En las páginas de Der Spiegel, Heidegger no se decide expresamente por ninguna de estas posibilidades, aunque declare que la solución tendría que proceder más bien de la misma tradición occidental que, erróneamente, habría dado lugar a esa deriva autodestructiva que tendría también en la Literatura y, sobre todo, en el Arte actual su reflejo más paradigmático, al no saber “cuál es su lugar, hacia dónde mira y qué busca” (p. 15): “Estoy convencido”, concluye el pensador germano, “de que, en el mismo lugar del Mundo en que ha surgido el mundo técnico, también se puede preparar un cambio, pero éste no se realizará por la asunción del Budismo Zen u otras experiencias del mundo oriental. Para esta vuelta del Pensamiento, se necesita la ayuda de la tradición europea y su nueva inclinación.

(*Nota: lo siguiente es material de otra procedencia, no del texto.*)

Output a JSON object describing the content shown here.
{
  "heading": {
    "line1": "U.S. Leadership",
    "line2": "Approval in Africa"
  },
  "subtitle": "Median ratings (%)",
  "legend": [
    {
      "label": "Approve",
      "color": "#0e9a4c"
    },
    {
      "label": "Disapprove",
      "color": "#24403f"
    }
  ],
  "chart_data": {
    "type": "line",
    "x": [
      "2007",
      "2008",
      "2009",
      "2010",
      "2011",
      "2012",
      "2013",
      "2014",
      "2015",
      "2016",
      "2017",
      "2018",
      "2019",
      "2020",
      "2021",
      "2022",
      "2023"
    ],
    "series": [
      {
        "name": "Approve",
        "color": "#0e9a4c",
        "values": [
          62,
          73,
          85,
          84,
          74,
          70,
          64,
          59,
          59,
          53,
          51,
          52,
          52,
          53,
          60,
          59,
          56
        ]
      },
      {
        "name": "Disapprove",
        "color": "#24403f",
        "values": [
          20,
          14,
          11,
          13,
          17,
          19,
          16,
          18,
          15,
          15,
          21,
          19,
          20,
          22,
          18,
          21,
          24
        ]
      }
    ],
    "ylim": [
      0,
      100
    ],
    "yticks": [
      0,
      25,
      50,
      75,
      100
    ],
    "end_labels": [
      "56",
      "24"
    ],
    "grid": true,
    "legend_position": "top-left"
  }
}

El pensamiento sólo puede transformarse por otro pensamiento que tenga el mismo origen y destino” (p. 14). Y ese otro pensar (Denken) deberá ser ante todo reflexión (Nachdenken) no cálculo. Será preciso, pues, una superación de ese modo de pensar calculador de las ciencias positivas por otro modo de pensar poético o meditativo, en diálogo con la totalidad de la filosofía.
Podría afirmarse que el clímax de la entrevista se produce en el momento en el cual Heidegger confiesa que “la filosofía no puede realizar inmediatamente un cambio del actual estado del mundo. Esto vale no solamente respecto a la Filosofía sino también para todos los sentimientos y aspiraciones humanas. Sólo un Dios puede salvarnos todavía (Nur noch ein Gott kann uns retten). Nos queda la única posibilidad de prepararnos, por el Pensar y el Poetizar, para la aparición de un Dios o su ausencia en el ocaso; frente a la ausencia de un Dios nos hundimos” (p. 12). Nietzsche asumió y celebró las consecuencias de “la muerte de Dios”. Su famoso dictum, “Gott ist tot”, significó la buena nueva del inminente advenimiento del Übermensch y del auténtico nihilismo. Heidegger, por el contrario, no dejó de lamentarlo, aún reconociendo que “no podemos pensar a Dios desde aquí, sólo despertar un predisposición para esperarle” (p. 12).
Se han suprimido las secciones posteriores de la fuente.